You may need some adjustments (for example, for the service authentication, or for some protocols’
sensitivities to file paths or hosts). Notably, this won’t work for the s3://
protocol because it
doesn’t have access to AWS credentials, and it won’t work for the file://
protocol because it
forces you to use a hostname and port. These are relatively easy adjustments though.
Fetching Duplicity Info
Using the same variables as above:
duplicity collection-status ${backup_dest}
lists the backups that are available.
duplicity restore ${backup_dest} ./local-folder
will restore the entire backup to the given
folder. Be aware that if the local folder is not empty, duplicity will throw an error.
duplicity restore -t 1D --file-to-restore specific_file.txt ${backup_dest} restored-specific-file.txt
will restore a single specific_file.txt
to the state it was in one day ago, and put the result in
restored-specific-file.txt
in the current directory.
duplicity list ${backup_dest}
will list all of the files that were backed up.

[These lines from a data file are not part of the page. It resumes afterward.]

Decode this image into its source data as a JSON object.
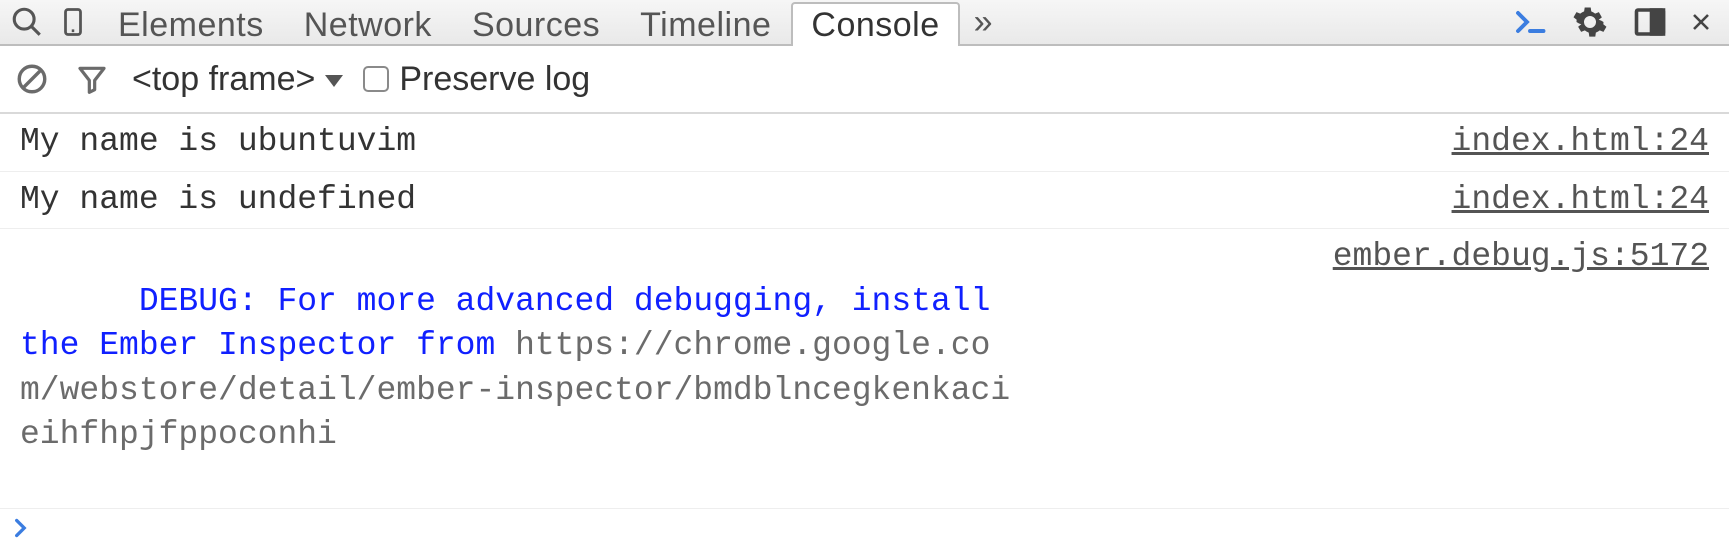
{
  "tabs": {
    "items": [
      {
        "label": "Elements",
        "active": false
      },
      {
        "label": "Network",
        "active": false
      },
      {
        "label": "Sources",
        "active": false
      },
      {
        "label": "Timeline",
        "active": false
      },
      {
        "label": "Console",
        "active": true
      }
    ],
    "overflow_glyph": "»"
  },
  "toolbar": {
    "context_label": "<top frame>",
    "preserve_log_label": "Preserve log",
    "preserve_log_checked": false
  },
  "console": {
    "rows": [
      {
        "kind": "log",
        "message": "My name is ubuntuvim",
        "source": "index.html:24"
      },
      {
        "kind": "log",
        "message": "My name is undefined",
        "source": "index.html:24"
      },
      {
        "kind": "debug",
        "message_main": "DEBUG: For more advanced debugging, install the Ember Inspector from ",
        "message_url": "https://chrome.google.com/webstore/detail/ember-inspector/bmdblncegkenkacieihfhpjfppoconhi",
        "source": "ember.debug.js:5172"
      }
    ]
  },
  "icons": {
    "search": "search-icon",
    "device": "device-icon",
    "console_shortcut": "console-shortcut-icon",
    "settings": "gear-icon",
    "dock": "dock-icon",
    "close": "close-icon",
    "clear": "clear-icon",
    "filter": "filter-icon"
  }
}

Many of the options, like -t
(restore time), can be used for various commands.
In Closing
Duplicity is a very viable, effective, free, and portable backup solution. It does have its downsides (single-threaded file access, currently somewhat inefficient) but for most people those issues won’t matter. I use it personally because of its backups and efficiency.